Pero, vamos, vecina, vamos a la iglesia, antes que se ponga de bote en bote..., que algunas noches como ésta suele llenarse de modo que no cabe ni un grano de trigo... Buena ganga tienen las monjas con su organista... ¿Cuándo se ha visto el convento tan favorecido como ahora?... De las otras comunidades puede decirse que le han hecho a maese Pérez proposiciones magníficas. Verdad que nada tiene de extraño, pues hasta el señor arzobispo le ha ofrecido montes de oro por llevarlo a la catedral... Pero él, nada... Primero dejaría la vida que abandonar su órgano favorito... ¿No conocéis a maese Pérez? Verdad es que sois nueva en el barrio... Pues es un santo varón pobre, sí, pero limosnero, cual no otro... Sin más pariente que su hija, ni más amigos que su órgano, pasa su vida entera en velar por la inocencia de la una y componer los registros del otro... ¡Cuidado que el órgano es viejo!... Pues nada; él se da tal maña en arreglarlo y cuidarlo, que suena que es una maravilla... Como que lo conoce de tal modo, que a tientas... Porque no sé si os lo he dicho, pero el pobre es ciego de nacimiento... ¿Y con qué paciencia lleva su desgracia!... Cuando le preguntan que cuánto daría por ver, responde: Mucho, pero no tanto como creéis, porque tengo esperanzas. ¿Esperanzas de ver? Sí, y muy pronto —añade, sonriendo como un ángel—. Ya cuento setenta y seis años. Por muy larga que sea mi vida, pronto veré a Dios:

¡Pobrecito! Y si lo verá..., porque es humilde como las piedras de la calle, que se dejan pisar de todo el mundo... Siempre dice que no es más que un pobre organista de convento, y puede dar lecciones de solfa al mismo maestro de capilla de la Primada. Como que echó los dientes en el oficio... Su padre tenía la misma profesión que él. Yo no lo conocí, pero mi señora madre que santa gloria haya, dice que lo llevaba siempre al órgano consigo para darle a los fuelles. Luego, el muchacho mostró tales disposiciones que, como era natural, a la muerte de su padre heredó el cargo... ¡Y qué manos tiene, Dios se las bendiga! Merecía que se las llevaran a la calle de Chicharreros y se las engarzasen en oro... Siempre toca bien, siempre; pero en semejante noche como ésta es un prodigio... El tiene una gran devoción por esta ceremonia de la misa del Gallo, y cuando levantan la Sagrada Forma, al punto y hora de las doce, que es cuando vino al mundo Nuestro Señor Jesucristo..., las voces de su órgano son voces de ángeles...

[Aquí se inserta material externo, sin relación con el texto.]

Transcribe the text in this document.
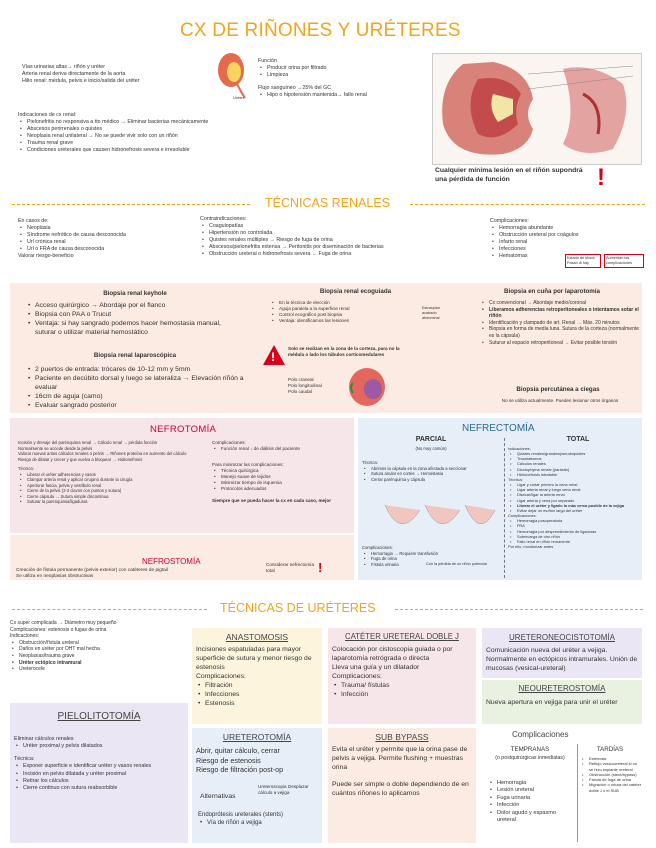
CX DE RIÑONES Y URÉTERES
Uréter
Vías urinarias altas→ riñón y uréter
Arteria renal deriva directamente de la aorta
Hilio renal: médula, pelvis e inicio/salida del uréter
Función
• Producir orina por filtrado
• Limpieza
Flujo sanguíneo →25% del GC
• Hipo o hipotensión mantenida→ fallo renal
Indicaciones de cx renal:
• Pielonefritis no responsiva a tto médico → Eliminar bacterias mecánicamente
• Abscesos perirrenales o quistes
• Neoplasia renal unilateral → No se puede vivir solo con un riñón
• Trauma renal grave
• Condiciones ureterales que causen hidronefrosis severa e irresoluble
Cualquier mínima lesión en el riñón supondrá una pérdida de función	!
TÉCNICAS RENALES
En casos de:
• Neoplasia
• Síndrome nefrótico de causa desconocida
• Url crónica renal
• Url o FRA de causa desconocida
Valorar riesgo-beneficio
Contraindicaciones:
• Coagulopatías
• Hipertensión no controlada
• Quistes renales múltiples → Riesgo de fuga de orina
• Abscesos/pielonefritis extensa → Peritonitis por diseminación de bacterias
• Obstrucción ureteral o hidronefrosis severa → Fuga de orina
Complicaciones:
• Hemorragia abundante
• Obstrucción ureteral por coágulos
• Infarto renal
• Infecciones
• Hematomas	Estado de shock
Pasan dl hay
Aumentan las complicaciones
Biopsia renal keyhole
• Acceso quirúrgico → Abordaje por el flanco
• Biopsia con PAA o Trucut
• Ventaja: si hay sangrado podemos hacer hemostasia manual, suturar o utilizar material hemostático
Biopsia renal laparoscópica
• 2 puertos de entrada: trócares de 10-12 mm y 5mm
• Paciente en decúbito dorsal y luego se lateraliza → Elevación riñón a evaluar
• 16cm de aguja (camo)
• Evaluar sangrado posterior
Biopsia renal ecoguiada
• En la técnica de elección
• Aguja paralela a la superficie renal
• Control ecográfico post biopsia
• Ventaja: identificamos las lesiones
!
Solo se realizan en la zona de la corteza, para no la médula o lado los túbulos corticomedulares
Polo craneal
Polo longitudinal
Polo caudal
Biopsia en cuña por laparotomía
Estrasplan acabado abdominal
• Cx convencional → Abordaje medio/coronal
• Liberamos adherencias retroperitoneales o intentamos sotar el riñón
• Identificación y clampado de art. Renal → Máx. 20 minutos
• Biopsia en forma de media luna. Sutura de la corteza (normalmente es la cápsula)
• Suturar al espacio retroperitoneal → Evitar posible torsión
Biopsia percutánea a ciegas
No se utiliza actualmente. Pueden lesionar otros órganos
NEFROTOMÍA
Incisión y drenaje del parénquima renal → Cálculo renal → pérdida función
Normalmente se accede desde la pelvis
Valorar nuevas antes cálculos renales o pelvis → Riñones proteína en aumento del cálculo
Riesgo de dilatar y crecer y que vuelva a bloquear → Hidronefrosis
Técnica:
• Liberar el uréter adherencias y vasos
• Clampar arteria renal y aplicar cirujano durante la cirugía
• Aperturar fascia, pelvis y vestíbulo renal
• Cierre de la pelvis (2-3 clavos con puntos y sutura)
• Cierre cápsula → Sutura simple discontinua
• Suturar la parenquimia/ligaduras
Complicaciones:
• Función renal ↓ de diálisis del paciente
Para minimizar las complicaciones:
• Técnica quirúrgica
• Manejo suave de tejidos
• Minimizar tiempo de isquemia
• Protocolos adecuados
Siempre que se pueda hacer la cx en cada caso, mejor
NEFROSTOMÍA
Creación de fístula permanente (pelvis-exterior) con catéteres de pigtail
Se utiliza en neoplasias obstructivas
Considerar nefrectomía total	!
NEFRECTOMÍA
PARCIAL
(No muy común)
Técnica:
• Abrimos la cápsula en la zona afectada a seccionar
• Sutura anular en cortes → Hemostasia
• Cerrar parénquima y cápsula
Complicaciones:
• Hemorragia → Requiere transfusión
• Fuga de orina
• Fístula urinaria	Con la pérdida de un riñón potencial
TOTAL
Indicaciones:
• Quistes renales/grandes/pseudoquistes
• Traumatismos
• Cálculos renales
• Dioctophyma renale (parásito)
• Hidronefrosis intratable
Técnica:
• Ligar y cortar primero la vena renal
• Ligar arteria renal y luego vena renal
• Disecar/ligar la arteria renal
• Ligar arteria y vena por separado
• Liberar el uréter y ligarlo lo más cerca posible de la vejiga
• Evitar dejar un muñón largo del uréter
Complicaciones:
• Hemorragia posoperatoria
• FRA
• Hemorragia por desprendimiento de ligaduras
• Sobrecarga de otro riñón
• Fallo renal en riñón remanente
Por ello, monitorizar antes
TÉCNICAS DE URÉTERES
Cx super complicada → Diámetro muy pequeño
Complicaciones: estenosis o fugas de orina
Indicaciones:
• Obstrucción/fístula ureteral
• Daños en uréter por OHT mal hecha
• Neoplasias/trauma grave
• Uréter ectópico intramural
• Ureterocele
PIELOLITOTOMÍA
Eliminar cálculos renales
• Uréter proximal y pelvis dilatados
Técnica:
• Exponer superficie e identificar uréter y vasos renales
• Incisión en pelvis dilatada y uréter proximal
• Retirar los cálculos
• Cierre continuo con sutura reabsorbible
ANASTOMOSIS
Incisiones espatuladas para mayor superficie de sutura y menor riesgo de estenosis
Complicaciones:
• Filtración
• Infecciones
• Estenosis
CATÉTER URETERAL DOBLE J
Colocación por cistoscopia guiada o por laparotomía retrógrada o directa
Lleva una guía y un dilatador
Complicaciones:
• Trauma/ fístulas
• Infección
URETERONEOCISTOTOMÍA
Comunicación nueva del uréter a vejiga. Normalmente en ectópicos intramurales. Unión de mucosas (vesical-ureteral)
NEOURETEROSTOMÍA
Nueva apertura en vejiga para unir el uréter
URETEROTOMÍA
Abrir, quitar cálculo, cerrar
Riesgo de estenosis
Riesgo de filtración post-op
Alternativas
Ureteroscopia Desplazar cálculo a vejiga
Endoprótesis ureterales (stents)
• Vía de riñón a vejiga
SUB BYPASS
Evita el uréter y permite que la orina pase de pelvis a vejiga. Permite flushing + muestras orina
Puede ser simple o doble dependiendo de en cuántos riñones lo aplicamos
Complicaciones
TEMPRANAS
(o postquirúrgicas inmediatas)
• Hemorragia
• Lesión ureteral
• Fuga urinaria
• Infección
• Dolor agudo y espasmo ureteral
TARDÍAS
• Estenosis
• Reflujo vesicoureteral si no se hizo implante ureteral
• Obstrucción (stent/bypass)
• Fístula de fuga de orina
• Migración o rotura del catéter doble J o el SUB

En fin, ¿para qué tengo que ponderarle lo que esta noche oirá? Baste ver cómo todo lo más florido de Sevilla, hasta el mismo señor arzobispo, vienen a un humilde convento para escucharlo. Y no se crea que sólo la gente sabida, y a la que se le alcanza esto de la solfa, conoce su mérito; sino que hasta el populacho. Todas esas bandadas que veis llegar con teas encendidas, entonando villancicos con gritos desaforados al compás de los panderos, las sonajas y las zambombas, contra su costumbre, que es la de alborotar las iglesias, callan como muertos cuando pone maese Pérez las manos en el órgano...; y cuando alzan no se siente una mosca...: de todos los ojos caen lagrimones tamaños, al concluir se oye como un suspiro inmenso, que no es otra cosa que la respiración de los circunstantes, contenida mientras dura la música... Pero vamos, vamos; ya han dejado de tocar las campanas, y va a comenzar la misa. Vamos adentro... Para todo el mundo es esta noche Nochebuena, mas para nadie mejor que para nosotros.

Esto diciendo, la buena mujer que había servido de cicerone a su vecina atravesó el atrio del convento de Santa Inés y, codazo con éste, empujón en aquél, se internó en el templo perdiéndose entre la muchedumbre que se agolpaba en la puerta.